En iyi kaybeden performansı: Scottie Wilbekin
Darüşşafaka Doğuş’un son üç maçta üç galibiyet alması bile playofflara kalmasına yetmeyebilir. Wilbekin, Moskova’da takımını galibiyete taşımak için elinden geleni yaptı. 9’da 8 üçlük atarak rekor kırdı, 26 sayı üretti ama bu muhteşem performansına rağmen CSKA Moskova daha iyi olan taraftı.
Haftanın Koçu: Pablo Laso
EuroLeague’de ezeli rakibinizi iki kez yendiğinizde ve her iki maçta da çok kolay galibiyetler aldığınızda bir şeyleri iyi yapıyorsunuz demektir. Tabii ki Barcelona da kötü durumda ama normal sezonun bitimine üç maç kala koç Laso’nun öğrencileri ilk sırada yer alıyor, CSKA Moskova’ya karşı tie break avantajına sahip ve bu da hiç de azımsanacak bir şey değil.

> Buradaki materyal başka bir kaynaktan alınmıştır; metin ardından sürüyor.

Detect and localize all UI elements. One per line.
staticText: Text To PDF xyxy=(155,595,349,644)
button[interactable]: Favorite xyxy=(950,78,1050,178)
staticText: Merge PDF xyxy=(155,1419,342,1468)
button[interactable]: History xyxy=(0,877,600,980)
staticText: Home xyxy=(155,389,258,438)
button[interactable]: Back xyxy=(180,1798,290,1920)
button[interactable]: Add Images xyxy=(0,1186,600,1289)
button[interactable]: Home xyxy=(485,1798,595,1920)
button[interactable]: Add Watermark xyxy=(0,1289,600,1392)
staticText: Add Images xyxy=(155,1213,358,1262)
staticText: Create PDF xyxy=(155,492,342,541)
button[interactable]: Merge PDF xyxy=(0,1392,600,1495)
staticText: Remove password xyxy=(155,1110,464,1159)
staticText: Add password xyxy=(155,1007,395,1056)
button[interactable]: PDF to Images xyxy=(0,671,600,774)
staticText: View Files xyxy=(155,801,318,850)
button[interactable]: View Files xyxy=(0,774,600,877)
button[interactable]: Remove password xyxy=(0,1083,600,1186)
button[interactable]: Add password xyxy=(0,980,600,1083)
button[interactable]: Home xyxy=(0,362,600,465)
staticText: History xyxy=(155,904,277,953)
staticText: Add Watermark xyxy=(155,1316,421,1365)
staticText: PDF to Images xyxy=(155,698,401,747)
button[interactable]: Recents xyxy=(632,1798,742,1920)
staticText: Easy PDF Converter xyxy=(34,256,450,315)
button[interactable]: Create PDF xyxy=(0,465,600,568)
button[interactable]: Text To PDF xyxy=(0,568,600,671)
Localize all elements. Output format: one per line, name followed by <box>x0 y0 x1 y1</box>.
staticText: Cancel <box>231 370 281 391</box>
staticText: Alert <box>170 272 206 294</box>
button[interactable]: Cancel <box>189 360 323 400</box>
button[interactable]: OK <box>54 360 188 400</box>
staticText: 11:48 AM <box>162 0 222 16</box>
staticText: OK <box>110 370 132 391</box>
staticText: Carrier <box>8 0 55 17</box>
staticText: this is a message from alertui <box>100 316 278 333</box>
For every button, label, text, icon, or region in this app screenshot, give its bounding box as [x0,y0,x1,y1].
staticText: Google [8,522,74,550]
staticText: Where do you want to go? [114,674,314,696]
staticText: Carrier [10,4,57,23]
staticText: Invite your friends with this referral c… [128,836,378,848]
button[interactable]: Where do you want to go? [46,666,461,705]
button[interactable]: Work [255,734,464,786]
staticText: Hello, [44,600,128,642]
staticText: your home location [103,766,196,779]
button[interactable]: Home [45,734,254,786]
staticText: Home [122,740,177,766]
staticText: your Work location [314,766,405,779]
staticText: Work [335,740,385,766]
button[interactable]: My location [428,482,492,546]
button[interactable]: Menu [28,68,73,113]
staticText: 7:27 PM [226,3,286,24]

En kritik galibiyet: Olympiacos
Maç oldukça kısır bir maçtı ama 18.200 taraftarla dolu salondaki tutku hiçbir şeyle tarif edilemez. Maçın sonunda Olympiacos, uzatmada Giorgos Printezis’in kariyerindeki en önemli şutun bir benzeriyle galip gelmeyi başardı ve aynı zamanda ev sahibi avantajını da garantiledi. Bu galibiyet sayesinde Olympiacos, en kötü senaryoda bile dördüncü oluyor.
Son söz: Llull’ün dominasyonu
Real Madrid‘in playofflar için ev sahibi avantajını garantilediği günde Barcelona zaten 11 sezondur ilk kez playofflar dışında kalmıştı ve Sergio Llull de bir kez daha şov yaptı (istatistiklere göre günün de MVP’si oldu). Yakın tarihte ilk kez iki İspanyol devi arasında böylesine bir fark oluştu ve bu yılki EuroLeague sezonunu noktalayan Katalanların gelecek sezon değiştirmesi gereken çok şey var.